4 Novembro 2019

Os números são expressivos: 466 pessoas foram mortas pelas autoridades do Bangladesh, em 2018, sob a capa de uma campanha antidroga. Mas a verdade é que se trata de uma onda de execuções extrajudiciais, que carrega alegações de desaparecimentos forçados e fabricação de provas, revela a Amnistia Internacional.

“As vítimas não foram presas, muito menos levadas a julgamento. Algumas foram levadas à força de casa e a família só voltou a vê-las mortas, cravadas de balas”

Dinushika Dissanayake, diretora-adjunta para a Ásia do Sul da Amnistia Internacional

No relatório Killed in Crossfire: Allegations of Extrajudicial Executions in Bangladesh in the Guise of a War on Drugs (“Mortos em Tiroteios: Alegações de Execuções Extrajudiciais no Bangladesh Sob o Pretexto da Guerra Contra as Drogas”) é documentada a ausência de qualquer investigação objetiva a estas mortes. As 466 execuções extrajudiciais suspeitas representam três vezes mais o valor registado em 2017 e o mais elevado em décadas.

“Onde quer que o Batalhão de Ação Rápida tenha estado, parece que agiu fora da lei. As vítimas não foram presas, muito menos levadas a julgamento. Algumas foram levadas à força de casa e a família só voltou a vê-las mortas, cravadas de balas, na morgue”, explica a diretora-adjunta para a Ásia do Sul da Amnistia Internacional, Dinushika Dissanayake.

A mesma responsável sublinha que as autoridades do Bangladesh “devem pôr um fim a estes homicídios imediatamente”. “As operações antidroga espalharam o terror em alguns dos bairros mais pobres do país, onde as pessoas temem que a mínima suspeita de envolvimento possa levar os seus familiares a serem executados”, nota.

A Amnistia Internacional ouviu alegadas testemunhas que terão sido instruídas pela polícia para fornecer falsas declarações que suportassem a tese dos “tiroteios” ou do “fogo cruzado” e levadas para a cena do crime, de forma involuntária, só depois das execuções. “Não vimos nada”, garantiu uma das pessoas. “Ligaram-me e levaram-me com eles para o local por volta das 5h30, pedindo-me para testemunhar o que estavam a levar de lá.
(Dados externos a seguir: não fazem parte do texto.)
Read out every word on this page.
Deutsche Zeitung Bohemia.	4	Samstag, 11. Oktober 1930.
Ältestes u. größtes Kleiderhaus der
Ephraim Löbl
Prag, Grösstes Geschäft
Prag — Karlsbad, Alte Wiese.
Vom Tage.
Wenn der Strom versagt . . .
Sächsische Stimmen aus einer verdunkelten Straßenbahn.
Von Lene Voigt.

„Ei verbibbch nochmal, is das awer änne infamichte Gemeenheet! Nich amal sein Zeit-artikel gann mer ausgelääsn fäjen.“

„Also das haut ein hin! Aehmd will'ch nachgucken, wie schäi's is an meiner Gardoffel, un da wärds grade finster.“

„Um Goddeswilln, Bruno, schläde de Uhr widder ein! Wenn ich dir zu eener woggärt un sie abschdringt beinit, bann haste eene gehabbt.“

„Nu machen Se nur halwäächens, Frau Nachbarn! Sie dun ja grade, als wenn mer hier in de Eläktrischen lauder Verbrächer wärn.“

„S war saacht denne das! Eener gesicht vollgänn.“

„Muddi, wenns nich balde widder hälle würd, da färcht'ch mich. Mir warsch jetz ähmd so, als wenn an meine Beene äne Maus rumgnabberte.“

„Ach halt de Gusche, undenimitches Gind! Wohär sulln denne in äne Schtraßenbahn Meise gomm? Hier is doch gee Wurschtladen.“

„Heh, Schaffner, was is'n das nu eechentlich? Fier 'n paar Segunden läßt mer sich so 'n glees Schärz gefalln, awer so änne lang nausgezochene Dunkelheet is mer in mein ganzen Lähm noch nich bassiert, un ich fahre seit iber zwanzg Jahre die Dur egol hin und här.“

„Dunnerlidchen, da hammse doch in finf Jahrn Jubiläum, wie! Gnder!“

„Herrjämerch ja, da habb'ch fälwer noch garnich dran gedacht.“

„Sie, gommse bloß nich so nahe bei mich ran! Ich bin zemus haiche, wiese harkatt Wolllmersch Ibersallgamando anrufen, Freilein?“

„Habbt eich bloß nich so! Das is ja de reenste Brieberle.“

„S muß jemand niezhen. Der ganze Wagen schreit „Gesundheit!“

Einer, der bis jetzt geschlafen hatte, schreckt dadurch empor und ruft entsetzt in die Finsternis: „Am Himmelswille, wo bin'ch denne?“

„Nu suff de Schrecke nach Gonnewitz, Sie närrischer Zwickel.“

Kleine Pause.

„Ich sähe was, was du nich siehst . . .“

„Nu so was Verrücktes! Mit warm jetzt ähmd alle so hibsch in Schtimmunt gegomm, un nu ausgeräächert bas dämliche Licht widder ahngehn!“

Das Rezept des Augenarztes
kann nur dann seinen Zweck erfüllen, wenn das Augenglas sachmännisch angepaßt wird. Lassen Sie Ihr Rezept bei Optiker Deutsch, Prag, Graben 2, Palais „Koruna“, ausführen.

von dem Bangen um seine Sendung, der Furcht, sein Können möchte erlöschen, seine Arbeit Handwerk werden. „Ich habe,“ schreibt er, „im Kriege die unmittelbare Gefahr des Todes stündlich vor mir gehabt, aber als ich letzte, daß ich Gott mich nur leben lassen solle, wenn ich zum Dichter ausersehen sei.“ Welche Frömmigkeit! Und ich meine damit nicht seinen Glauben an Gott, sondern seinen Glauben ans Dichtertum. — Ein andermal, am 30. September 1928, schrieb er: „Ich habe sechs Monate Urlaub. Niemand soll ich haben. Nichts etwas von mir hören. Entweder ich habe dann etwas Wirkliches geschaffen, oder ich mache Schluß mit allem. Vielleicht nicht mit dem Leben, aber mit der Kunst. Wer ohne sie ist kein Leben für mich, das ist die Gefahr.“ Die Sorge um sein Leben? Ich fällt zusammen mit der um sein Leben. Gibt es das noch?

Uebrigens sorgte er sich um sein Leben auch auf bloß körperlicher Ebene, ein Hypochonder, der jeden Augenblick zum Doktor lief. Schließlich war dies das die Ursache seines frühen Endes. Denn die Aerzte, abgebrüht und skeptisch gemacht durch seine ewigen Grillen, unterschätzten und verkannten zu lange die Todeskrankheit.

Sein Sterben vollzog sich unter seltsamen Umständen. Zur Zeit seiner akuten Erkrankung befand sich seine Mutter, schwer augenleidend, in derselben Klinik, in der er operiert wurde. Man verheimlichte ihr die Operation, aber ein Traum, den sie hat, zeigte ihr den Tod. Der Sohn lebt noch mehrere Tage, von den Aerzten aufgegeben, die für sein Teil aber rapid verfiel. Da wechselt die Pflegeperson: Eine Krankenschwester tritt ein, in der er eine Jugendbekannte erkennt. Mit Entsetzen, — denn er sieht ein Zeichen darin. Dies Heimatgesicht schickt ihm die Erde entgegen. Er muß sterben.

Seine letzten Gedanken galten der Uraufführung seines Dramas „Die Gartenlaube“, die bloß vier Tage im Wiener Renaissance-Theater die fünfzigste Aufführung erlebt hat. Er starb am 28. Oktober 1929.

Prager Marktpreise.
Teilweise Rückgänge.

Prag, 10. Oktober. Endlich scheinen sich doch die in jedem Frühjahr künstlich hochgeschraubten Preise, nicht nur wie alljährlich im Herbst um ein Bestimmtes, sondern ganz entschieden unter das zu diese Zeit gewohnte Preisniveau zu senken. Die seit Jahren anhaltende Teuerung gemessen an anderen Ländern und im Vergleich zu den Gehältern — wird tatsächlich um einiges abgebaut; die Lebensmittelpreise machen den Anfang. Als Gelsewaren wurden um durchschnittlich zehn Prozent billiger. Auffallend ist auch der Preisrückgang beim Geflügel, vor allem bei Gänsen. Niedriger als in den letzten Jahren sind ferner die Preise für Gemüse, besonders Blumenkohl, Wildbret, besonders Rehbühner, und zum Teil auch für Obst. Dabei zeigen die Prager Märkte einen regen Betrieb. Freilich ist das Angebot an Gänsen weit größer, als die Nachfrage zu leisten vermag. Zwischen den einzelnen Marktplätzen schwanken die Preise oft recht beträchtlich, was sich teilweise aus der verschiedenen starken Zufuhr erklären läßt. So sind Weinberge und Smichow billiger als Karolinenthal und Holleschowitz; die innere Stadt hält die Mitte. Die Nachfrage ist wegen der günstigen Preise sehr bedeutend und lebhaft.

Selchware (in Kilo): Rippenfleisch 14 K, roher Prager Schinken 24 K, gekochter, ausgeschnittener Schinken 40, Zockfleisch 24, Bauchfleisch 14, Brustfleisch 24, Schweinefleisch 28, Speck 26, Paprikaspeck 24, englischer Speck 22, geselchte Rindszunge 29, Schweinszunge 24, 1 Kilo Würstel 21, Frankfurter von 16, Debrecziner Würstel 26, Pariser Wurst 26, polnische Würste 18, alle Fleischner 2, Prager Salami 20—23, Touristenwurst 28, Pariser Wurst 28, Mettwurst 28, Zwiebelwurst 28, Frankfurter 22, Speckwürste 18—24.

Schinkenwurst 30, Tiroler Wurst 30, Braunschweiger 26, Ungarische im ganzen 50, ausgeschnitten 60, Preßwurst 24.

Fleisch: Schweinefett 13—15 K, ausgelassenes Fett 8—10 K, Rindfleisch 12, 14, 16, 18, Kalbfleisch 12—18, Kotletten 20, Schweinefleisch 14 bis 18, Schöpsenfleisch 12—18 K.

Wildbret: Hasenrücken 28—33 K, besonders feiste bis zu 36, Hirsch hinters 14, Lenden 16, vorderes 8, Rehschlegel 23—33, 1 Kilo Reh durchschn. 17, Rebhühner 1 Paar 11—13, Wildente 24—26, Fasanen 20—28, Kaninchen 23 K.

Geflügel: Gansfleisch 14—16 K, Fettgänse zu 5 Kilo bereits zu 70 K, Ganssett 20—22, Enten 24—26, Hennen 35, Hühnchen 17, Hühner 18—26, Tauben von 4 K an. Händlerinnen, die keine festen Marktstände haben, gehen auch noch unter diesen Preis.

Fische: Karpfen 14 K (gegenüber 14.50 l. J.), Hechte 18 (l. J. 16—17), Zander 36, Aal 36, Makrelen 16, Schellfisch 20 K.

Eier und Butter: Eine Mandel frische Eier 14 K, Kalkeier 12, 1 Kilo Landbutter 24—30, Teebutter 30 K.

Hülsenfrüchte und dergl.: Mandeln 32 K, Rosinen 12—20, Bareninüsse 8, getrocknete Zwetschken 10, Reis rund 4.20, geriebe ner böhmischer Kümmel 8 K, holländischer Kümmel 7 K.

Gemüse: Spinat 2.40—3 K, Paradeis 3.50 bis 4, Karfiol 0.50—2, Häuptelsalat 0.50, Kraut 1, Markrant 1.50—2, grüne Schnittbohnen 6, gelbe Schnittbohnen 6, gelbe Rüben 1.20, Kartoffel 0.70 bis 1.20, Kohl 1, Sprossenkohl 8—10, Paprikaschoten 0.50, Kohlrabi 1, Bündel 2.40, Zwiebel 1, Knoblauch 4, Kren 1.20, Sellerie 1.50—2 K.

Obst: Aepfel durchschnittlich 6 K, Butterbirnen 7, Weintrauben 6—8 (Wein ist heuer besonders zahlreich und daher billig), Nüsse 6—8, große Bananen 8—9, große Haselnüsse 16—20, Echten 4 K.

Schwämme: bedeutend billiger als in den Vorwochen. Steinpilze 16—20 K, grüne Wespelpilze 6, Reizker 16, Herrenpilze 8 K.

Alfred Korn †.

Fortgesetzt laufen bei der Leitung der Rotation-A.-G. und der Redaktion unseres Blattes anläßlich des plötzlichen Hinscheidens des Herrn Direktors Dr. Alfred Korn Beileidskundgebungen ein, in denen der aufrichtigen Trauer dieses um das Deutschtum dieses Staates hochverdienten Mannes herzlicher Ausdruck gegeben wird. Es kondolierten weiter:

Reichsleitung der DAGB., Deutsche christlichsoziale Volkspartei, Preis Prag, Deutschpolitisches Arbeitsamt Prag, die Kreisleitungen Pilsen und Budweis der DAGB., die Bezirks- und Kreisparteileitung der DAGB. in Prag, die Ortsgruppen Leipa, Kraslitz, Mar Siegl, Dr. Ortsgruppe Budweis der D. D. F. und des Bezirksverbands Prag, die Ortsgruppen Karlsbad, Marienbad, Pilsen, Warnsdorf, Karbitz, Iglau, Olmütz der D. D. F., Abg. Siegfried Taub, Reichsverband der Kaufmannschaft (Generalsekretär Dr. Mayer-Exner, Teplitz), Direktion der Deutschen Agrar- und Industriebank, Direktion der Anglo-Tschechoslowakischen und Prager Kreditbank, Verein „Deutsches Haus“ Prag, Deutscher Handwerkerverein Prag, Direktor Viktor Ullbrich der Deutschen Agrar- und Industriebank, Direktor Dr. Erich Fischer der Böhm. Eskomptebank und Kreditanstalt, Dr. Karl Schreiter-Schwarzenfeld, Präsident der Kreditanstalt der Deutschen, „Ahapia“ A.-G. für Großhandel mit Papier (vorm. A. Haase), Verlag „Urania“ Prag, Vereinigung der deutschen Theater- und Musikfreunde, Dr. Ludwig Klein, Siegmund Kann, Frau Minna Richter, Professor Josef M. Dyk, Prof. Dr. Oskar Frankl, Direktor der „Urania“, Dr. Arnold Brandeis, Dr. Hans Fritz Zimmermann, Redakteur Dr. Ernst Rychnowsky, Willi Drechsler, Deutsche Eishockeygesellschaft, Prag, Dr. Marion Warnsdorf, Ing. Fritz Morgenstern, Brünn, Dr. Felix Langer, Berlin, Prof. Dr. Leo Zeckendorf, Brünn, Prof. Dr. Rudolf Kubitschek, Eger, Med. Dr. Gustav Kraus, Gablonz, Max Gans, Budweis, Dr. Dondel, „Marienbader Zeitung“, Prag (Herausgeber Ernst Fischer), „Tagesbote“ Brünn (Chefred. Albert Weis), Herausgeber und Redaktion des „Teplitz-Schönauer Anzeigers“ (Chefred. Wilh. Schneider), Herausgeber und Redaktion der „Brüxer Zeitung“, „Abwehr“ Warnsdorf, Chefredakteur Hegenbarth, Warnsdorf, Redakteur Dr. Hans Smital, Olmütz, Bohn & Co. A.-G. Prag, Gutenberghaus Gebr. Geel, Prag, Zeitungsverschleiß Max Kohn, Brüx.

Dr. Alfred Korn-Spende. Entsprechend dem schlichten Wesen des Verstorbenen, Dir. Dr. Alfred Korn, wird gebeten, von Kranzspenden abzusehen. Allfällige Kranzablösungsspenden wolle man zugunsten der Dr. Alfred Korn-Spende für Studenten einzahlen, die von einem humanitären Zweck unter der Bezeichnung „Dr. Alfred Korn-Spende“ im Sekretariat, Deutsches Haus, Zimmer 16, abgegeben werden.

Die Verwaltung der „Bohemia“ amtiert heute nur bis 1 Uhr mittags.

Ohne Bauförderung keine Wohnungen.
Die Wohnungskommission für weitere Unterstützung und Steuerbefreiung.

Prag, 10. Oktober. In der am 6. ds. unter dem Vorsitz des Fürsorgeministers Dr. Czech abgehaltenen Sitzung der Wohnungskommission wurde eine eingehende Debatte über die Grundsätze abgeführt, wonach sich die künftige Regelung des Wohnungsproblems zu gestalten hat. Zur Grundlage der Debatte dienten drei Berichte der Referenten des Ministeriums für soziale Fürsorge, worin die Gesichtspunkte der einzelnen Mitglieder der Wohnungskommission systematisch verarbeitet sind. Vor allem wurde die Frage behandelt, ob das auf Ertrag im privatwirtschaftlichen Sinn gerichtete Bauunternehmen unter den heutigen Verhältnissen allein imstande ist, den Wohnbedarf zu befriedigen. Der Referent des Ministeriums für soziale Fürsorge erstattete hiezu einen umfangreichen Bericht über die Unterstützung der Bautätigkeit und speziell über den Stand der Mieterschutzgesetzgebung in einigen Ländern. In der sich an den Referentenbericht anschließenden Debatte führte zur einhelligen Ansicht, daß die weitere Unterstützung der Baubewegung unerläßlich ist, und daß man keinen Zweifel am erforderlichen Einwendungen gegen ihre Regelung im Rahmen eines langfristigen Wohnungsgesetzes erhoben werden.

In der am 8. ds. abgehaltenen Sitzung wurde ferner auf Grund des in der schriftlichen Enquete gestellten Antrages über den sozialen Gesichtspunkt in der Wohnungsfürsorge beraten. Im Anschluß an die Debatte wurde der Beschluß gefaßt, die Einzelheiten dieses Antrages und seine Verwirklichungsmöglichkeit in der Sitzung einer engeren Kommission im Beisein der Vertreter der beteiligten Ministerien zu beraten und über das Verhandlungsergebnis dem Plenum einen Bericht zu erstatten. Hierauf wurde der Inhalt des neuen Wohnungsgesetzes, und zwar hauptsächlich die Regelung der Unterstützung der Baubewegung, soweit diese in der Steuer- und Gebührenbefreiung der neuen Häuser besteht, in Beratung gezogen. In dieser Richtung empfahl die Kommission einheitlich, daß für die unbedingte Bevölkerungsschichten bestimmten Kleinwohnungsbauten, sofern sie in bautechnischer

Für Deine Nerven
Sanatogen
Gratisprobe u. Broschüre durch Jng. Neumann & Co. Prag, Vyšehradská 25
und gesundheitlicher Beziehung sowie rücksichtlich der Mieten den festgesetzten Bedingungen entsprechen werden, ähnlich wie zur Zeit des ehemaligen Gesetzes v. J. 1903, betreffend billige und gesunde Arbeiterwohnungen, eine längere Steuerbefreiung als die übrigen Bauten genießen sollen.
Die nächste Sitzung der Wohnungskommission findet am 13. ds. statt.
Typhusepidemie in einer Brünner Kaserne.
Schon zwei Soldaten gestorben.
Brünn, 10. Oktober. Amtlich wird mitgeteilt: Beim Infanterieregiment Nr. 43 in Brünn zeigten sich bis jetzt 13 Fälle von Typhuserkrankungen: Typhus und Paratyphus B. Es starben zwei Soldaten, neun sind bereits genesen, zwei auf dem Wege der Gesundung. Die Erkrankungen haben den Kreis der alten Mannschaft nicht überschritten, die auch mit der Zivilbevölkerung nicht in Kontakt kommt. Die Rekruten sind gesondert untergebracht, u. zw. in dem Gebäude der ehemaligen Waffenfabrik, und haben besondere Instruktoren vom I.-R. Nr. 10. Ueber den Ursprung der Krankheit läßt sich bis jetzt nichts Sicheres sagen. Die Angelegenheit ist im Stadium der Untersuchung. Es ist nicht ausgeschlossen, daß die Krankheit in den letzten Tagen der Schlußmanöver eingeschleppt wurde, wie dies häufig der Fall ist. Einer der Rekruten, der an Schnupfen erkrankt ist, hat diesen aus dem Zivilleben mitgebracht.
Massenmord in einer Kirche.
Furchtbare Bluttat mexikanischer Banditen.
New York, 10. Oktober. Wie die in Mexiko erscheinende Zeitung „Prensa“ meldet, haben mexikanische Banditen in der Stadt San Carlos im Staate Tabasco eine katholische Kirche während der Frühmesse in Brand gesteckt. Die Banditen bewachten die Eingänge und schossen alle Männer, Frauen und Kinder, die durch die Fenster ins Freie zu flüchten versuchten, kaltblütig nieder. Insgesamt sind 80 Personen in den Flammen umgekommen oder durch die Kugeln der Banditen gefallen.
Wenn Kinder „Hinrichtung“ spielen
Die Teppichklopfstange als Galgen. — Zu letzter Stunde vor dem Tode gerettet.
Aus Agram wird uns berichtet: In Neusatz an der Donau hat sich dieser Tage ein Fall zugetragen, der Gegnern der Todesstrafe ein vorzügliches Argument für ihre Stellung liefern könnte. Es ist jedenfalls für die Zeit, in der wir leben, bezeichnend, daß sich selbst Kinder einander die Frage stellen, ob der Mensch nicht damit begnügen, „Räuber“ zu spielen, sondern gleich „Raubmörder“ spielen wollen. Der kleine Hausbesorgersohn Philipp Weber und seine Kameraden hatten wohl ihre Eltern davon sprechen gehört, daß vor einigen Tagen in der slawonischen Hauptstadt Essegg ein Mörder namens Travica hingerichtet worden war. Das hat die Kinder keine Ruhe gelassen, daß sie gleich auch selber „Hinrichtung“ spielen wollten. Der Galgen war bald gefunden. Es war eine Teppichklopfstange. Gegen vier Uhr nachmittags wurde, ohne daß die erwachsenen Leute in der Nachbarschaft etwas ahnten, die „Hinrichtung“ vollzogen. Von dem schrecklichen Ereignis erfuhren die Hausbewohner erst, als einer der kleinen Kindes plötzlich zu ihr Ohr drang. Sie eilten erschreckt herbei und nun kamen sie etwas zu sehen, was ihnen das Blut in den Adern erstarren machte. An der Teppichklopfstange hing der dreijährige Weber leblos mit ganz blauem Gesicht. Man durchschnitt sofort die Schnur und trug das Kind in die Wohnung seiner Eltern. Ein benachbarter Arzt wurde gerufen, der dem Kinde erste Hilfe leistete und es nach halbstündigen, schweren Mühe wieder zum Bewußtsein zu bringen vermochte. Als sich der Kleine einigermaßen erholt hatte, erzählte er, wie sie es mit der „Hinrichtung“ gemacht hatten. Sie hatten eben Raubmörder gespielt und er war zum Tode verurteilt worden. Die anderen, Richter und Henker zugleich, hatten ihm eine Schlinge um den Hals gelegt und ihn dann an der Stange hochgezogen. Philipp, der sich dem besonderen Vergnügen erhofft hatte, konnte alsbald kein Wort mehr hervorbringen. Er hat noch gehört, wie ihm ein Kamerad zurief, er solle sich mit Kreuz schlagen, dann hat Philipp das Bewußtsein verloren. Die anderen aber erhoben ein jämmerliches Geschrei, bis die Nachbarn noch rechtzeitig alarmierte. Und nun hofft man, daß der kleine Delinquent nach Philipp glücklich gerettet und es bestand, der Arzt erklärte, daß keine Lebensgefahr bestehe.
Só vi uma moto, nada mais”, conclui.

Há, pelo menos, cinco testemunhas que confirmam este procedimento. Todas rejeitam a possibilidade de recusar os pedidos da polícia para serem testemunhas por temerem as consequências. Depois de terem sido chamadas, providenciaram nomes, assinaturas, números de telefone e informações pessoais.

Uma história que se repete

Todos os casos das vítimas que acompanhámos apontam para um padrão. Primeiro, foram sujeitas a desaparecimentos forçados, por períodos de um dia até a um mês e meio, acabando por aparecer mortas.

Rahim (nome fictício) desapareceu à força da casa dos sogros. Oito dias depois, o cadáver foi descoberto, com as autoridades a alegar que morreu durante um “tiroteio”. Já Bablu Mia (nome fictício) foi intercetado por dois agentes à paisana, numa estrada, relatou o irmão, que chegou a apresentar uma queixa na polícia pelo desaparecimento. Um mês e meio depois, foi informado da sua morte num “tiroteio”.

“Estas mortes ocorreram no contexto mais amplo de uma proibição geral de drogas sob a qual o governo puniu, deliberadamente, e atacou, violentamente, pessoas”

Dinushika Dissanayake, diretora-adjunta para a Ásia do Sul da Amnistia Internacional

Há registo de familiares que alegam ter subornado a polícia a troco da libertação de uma pessoa. Contudo, a tentativa não obteve sucesso. Outros relatos apontam para tentativas de extorsão das autoridades. Suleman (nome fictício), que também foi morto na sequência de um “tiroteio”, telefonou a um familiar a pedir 20 mil takas (237 dólares) para ser libertado. Após a entrega do dinheiro à polícia, voltou a ligar para obter mais 50 mil takas (593 dólares). “Se não, matam-me”, implorou. Sem notícias sobre o paradeiro de Suleman, a família tentou obter respostas numa esquadra. Aí, foi informada que o homem de 35 anos, pai de uma menina de oito, tinha sido vítima de um “tiroteio”.

O que queremos

A Amnistia Internacional exige que as autoridades do Bangladesh realizem uma investigação rápida, imparcial, independente e eficaz sobre a onda de aparentes execuções extrajudiciais e outras violações de direitos humanos cometidas pela polícia durante as operações antidroga.

“Estas mortes ocorreram no contexto mais amplo de uma proibição geral de drogas sob a qual o governo puniu, deliberadamente, e atacou, violentamente, pessoas, em particular das comunidades mais marginalizadas”, alerta Dinushika Dissanayake.